Lee Jackson's journey in the financial industry spans over 30 years, with nearly two decades as an institutional equity salesperson at Bear Stearns, Lehman Brothers, and Morgan Stanley. His career was marked by his presence on the sell side during pivotal Wall Street events, from the dot.com rise and bubble to the Long Term Capital Management debacle, 9/11, and the Great Recession of 2008. This is a testament to his resilience and adaptability in the face of market volatility.
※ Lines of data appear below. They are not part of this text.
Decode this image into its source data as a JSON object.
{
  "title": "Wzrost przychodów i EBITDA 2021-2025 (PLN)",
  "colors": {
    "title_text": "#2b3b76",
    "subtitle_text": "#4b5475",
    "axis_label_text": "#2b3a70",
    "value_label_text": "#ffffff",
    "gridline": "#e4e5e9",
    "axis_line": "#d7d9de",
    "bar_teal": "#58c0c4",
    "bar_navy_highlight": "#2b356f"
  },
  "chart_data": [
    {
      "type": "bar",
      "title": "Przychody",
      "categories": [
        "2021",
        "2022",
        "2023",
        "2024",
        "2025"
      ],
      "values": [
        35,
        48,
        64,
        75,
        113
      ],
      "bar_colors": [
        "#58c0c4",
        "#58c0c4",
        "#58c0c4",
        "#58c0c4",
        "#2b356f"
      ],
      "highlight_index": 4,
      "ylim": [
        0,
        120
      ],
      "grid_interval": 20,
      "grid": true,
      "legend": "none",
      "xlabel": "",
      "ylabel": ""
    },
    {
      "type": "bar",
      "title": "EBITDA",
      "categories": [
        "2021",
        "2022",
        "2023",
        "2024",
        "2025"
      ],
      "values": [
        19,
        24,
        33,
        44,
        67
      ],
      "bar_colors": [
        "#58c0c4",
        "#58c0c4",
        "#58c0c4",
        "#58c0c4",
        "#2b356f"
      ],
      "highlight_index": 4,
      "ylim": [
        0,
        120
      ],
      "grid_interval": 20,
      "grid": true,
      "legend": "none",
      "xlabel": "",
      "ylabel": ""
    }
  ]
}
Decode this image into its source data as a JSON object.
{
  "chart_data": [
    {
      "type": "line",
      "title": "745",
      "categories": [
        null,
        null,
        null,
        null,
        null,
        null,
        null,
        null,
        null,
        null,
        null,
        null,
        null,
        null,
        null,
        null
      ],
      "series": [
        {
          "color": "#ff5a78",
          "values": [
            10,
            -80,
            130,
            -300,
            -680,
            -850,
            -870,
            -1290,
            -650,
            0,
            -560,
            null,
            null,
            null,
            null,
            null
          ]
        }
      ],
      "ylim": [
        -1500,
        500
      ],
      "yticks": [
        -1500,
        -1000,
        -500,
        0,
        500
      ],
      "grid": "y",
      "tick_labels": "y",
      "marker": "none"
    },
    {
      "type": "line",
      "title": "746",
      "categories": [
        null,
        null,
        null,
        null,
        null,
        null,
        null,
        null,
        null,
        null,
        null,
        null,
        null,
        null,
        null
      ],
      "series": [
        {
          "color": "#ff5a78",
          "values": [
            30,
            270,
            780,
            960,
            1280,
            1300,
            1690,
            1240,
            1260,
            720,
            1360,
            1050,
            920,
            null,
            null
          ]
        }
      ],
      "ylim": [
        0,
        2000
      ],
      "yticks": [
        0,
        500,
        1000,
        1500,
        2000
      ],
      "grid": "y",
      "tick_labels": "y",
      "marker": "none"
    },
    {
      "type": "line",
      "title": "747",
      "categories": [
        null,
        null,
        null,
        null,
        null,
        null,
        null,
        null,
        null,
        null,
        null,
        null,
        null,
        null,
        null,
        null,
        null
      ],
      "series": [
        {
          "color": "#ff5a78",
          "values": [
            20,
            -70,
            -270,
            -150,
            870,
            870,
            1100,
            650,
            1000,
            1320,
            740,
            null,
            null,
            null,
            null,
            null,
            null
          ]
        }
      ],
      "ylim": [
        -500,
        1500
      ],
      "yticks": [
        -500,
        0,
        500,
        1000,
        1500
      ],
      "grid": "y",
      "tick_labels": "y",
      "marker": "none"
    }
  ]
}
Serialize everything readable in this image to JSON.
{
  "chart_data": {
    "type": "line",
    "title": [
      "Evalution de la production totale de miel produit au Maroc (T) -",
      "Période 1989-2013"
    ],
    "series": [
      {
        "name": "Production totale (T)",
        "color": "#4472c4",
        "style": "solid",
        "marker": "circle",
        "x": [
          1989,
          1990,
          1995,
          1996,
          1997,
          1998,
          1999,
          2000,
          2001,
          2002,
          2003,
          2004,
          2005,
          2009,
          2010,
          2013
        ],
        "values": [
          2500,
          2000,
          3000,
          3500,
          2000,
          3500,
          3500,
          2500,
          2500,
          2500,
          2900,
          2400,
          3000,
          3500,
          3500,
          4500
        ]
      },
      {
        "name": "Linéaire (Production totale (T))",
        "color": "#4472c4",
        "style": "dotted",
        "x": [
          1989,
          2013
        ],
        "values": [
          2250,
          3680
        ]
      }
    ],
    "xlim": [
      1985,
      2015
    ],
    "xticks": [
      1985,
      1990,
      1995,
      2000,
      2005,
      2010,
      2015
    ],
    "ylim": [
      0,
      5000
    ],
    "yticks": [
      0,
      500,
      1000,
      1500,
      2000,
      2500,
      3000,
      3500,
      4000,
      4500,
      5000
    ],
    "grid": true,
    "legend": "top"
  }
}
Lee Jackson’s practical financial industry experience, acquired from a career at some of the biggest banks and brokerage firms, is complemented by a lifetime of writing on various platforms. This unique combination allows him to shed light on the intricacies and workings of Wall Street in a way that only someone with deep insider experience and knowledge can. Moreover, his extensive network across Wall Street continues to provide direct access for him and 24/7 Wall St., a privilege few firms enjoy.

Since 2012, Jackson’s work for 24/7 Wall St. has been featured in Barron’s, Yahoo Finance, MarketWatch, Business Insider, TradingView, Real Money, The Street, Seeking Alpha, Benzinga, and other media outlets. He attended the prestigious Cranbrook Schools in Bloomfield Hills, Michigan, and has a degree in broadcasting from the Specs Howard School of Media Arts.